Agatha and the Truth of Murder
                  
           

Director: Terry Loane
Year: 2019
Rating: 7.0

This film has rather a lovely conceit that I quite enjoyed. In 1926 Agatha Christie was already a famous mystery writer though at that point in her career she had only written six novels - three with Hercule Poirot and none yet with Miss Marple - but her latest The Murder of Roger Ackroyd was a huge bestseller and is considered a one of a kind mystery . She had been married for twelve years to Archie Christie with one child when she found out that he was in love with another woman and wanted a divorce. Agatha was extremely upset and went for a drive one evening, they found her abandoned car and she disappeared for eleven days. The entire country went into a frantic search for her. When she reappeared she claimed amnesia - and whatever she was doing in those days is still a mystery with many theories but no proof. Hopefully, shacked up with a 20 year old Italian gigolo.



The fact that no one knows what Christie was up to allowed a fictional recounting of what may have occurred in the 1979 film Agatha with Vanessa Redgrave and Dustin Hoffman. In that one Agatha creates an elaborate plan to commit suicide with her husband's mistress in the same room. This film takes the same literary license (without the consent of Christie's heirs) to give another version of what took place during that period. Murder. Mystery. And a solution.



In this one a woman is killed on a train (4:50 from Paddington with Miss Marple) and the crime is never solved. Six years later the female companion of the murdered woman comes to Christie and asks her to help find the killer. Initially, Christie demurs but having writer's block even after consulting Arthur Conan Doyle who suggests she design a golf course (Murder on the Links with Poirot), she decides to help out. Put her little gray cells to work. She comes up with an elaborate plan to gather all the suspects together in a large house under false pretenses (And Then There Were None) with Christie in disguise and a search for the killer. Of course, another murder takes place.



Being a fan of Christie and in a long term project to read all her Poirot and Marple books (up to One, Two Buckle My Shoe in 1940), I very much enjoyed the idea. The mystery is ok if not brilliant but I thought the actress who played Christie (Ruth Bradley) was terrific and since this was a TV movie, I would not mind seeing it turn into a series. In real life, Christie was divorced in 1928 - to get away she went to Istanbul and then on a friend's advice to Baghdad on the Orient Express where she met an archeologist and married him in 1930 and lived happily ever after - or so the story goes.

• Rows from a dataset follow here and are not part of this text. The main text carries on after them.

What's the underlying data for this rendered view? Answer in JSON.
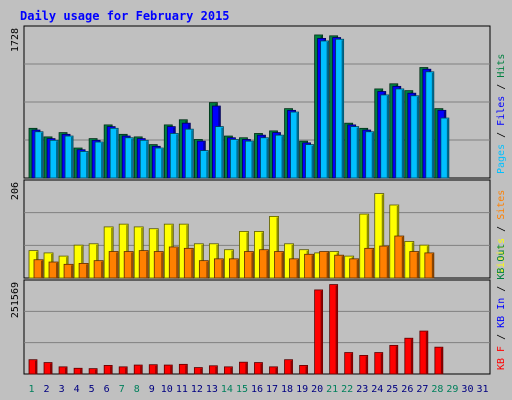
{
  "chart_data": {
    "type": "bar",
    "title": "Daily usage for February 2015",
    "categories": [
      "1",
      "2",
      "3",
      "4",
      "5",
      "6",
      "7",
      "8",
      "9",
      "10",
      "11",
      "12",
      "13",
      "14",
      "15",
      "16",
      "17",
      "18",
      "19",
      "20",
      "21",
      "22",
      "23",
      "24",
      "25",
      "26",
      "27",
      "28",
      "29",
      "30",
      "31"
    ],
    "weekend_days": [
      "1",
      "7",
      "8",
      "14",
      "15",
      "21",
      "22",
      "28",
      "29"
    ],
    "panels": [
      {
        "id": "top",
        "max_label": "1728",
        "ylim": [
          0,
          1728
        ],
        "legend": [
          "Pages",
          "/",
          "Files",
          "/",
          "Hits"
        ],
        "series": [
          {
            "name": "Hits",
            "color": "#008040",
            "values": [
              580,
              480,
              530,
              350,
              460,
              620,
              510,
              480,
              390,
              620,
              680,
              450,
              880,
              490,
              470,
              520,
              550,
              810,
              430,
              1670,
              1660,
              640,
              580,
              1040,
              1100,
              1020,
              1290,
              810,
              0,
              0,
              0
            ]
          },
          {
            "name": "Files",
            "color": "#0000ff",
            "values": [
              560,
              460,
              510,
              330,
              440,
              600,
              490,
              460,
              370,
              600,
              640,
              430,
              840,
              470,
              450,
              500,
              530,
              790,
              410,
              1630,
              1640,
              620,
              560,
              1010,
              1070,
              990,
              1270,
              790,
              0,
              0,
              0
            ]
          },
          {
            "name": "Pages",
            "color": "#00c0ff",
            "values": [
              540,
              440,
              490,
              310,
              420,
              580,
              470,
              440,
              350,
              520,
              570,
              320,
              600,
              450,
              430,
              470,
              500,
              770,
              390,
              1600,
              1620,
              600,
              540,
              970,
              1040,
              960,
              1240,
              700,
              0,
              0,
              0
            ]
          }
        ]
      },
      {
        "id": "middle",
        "max_label": "206",
        "ylim": [
          0,
          206
        ],
        "legend": [
          "Visits",
          "/",
          "Sites"
        ],
        "series": [
          {
            "name": "Visits",
            "color": "#ffff00",
            "values": [
              60,
              55,
              48,
              72,
              75,
              112,
              118,
              112,
              108,
              118,
              118,
              75,
              75,
              62,
              102,
              102,
              135,
              75,
              62,
              55,
              58,
              48,
              140,
              185,
              160,
              80,
              72,
              0,
              0,
              0,
              0
            ]
          },
          {
            "name": "Sites",
            "color": "#ff8000",
            "values": [
              40,
              35,
              30,
              32,
              38,
              58,
              58,
              60,
              58,
              68,
              65,
              38,
              42,
              42,
              58,
              62,
              58,
              42,
              52,
              58,
              50,
              42,
              65,
              70,
              92,
              58,
              55,
              0,
              0,
              0,
              0
            ]
          }
        ]
      },
      {
        "id": "bottom",
        "max_label": "251569",
        "ylim": [
          0,
          251569
        ],
        "legend": [
          "KB",
          "F",
          "/",
          "KB",
          "In",
          "/",
          "KB",
          "Out"
        ],
        "series": [
          {
            "name": "KB F",
            "color": "#ff0000",
            "values": [
              40000,
              32000,
              20000,
              16000,
              15000,
              24000,
              20000,
              25000,
              26000,
              25000,
              27000,
              18000,
              23000,
              20000,
              33000,
              32000,
              20000,
              40000,
              24000,
              235000,
              250000,
              60000,
              52000,
              60000,
              80000,
              100000,
              120000,
              75000,
              0,
              0,
              0
            ]
          }
        ]
      }
    ],
    "colors": {
      "background": "#c0c0c0",
      "title": "#0000ff",
      "panel_line": "#808080",
      "weekday_label": "#000080",
      "weekend_label": "#00805c"
    }
  }
}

But not only is the Christie angle based on a historical event but so is the murder. On January 10th, 1920 Florence Nightingale Shore (related to Florence Nightingale) was discovered on the train beaten to an inch of her life. She died a few days later and a national manhunt looked for a man in a brown suit but the crime was never solved - until now! The companion in the film - Mrs. Rogers was in fact the friend of Nightingale (pictured above). So interesting in how the writers took these two different events and created a script out of them.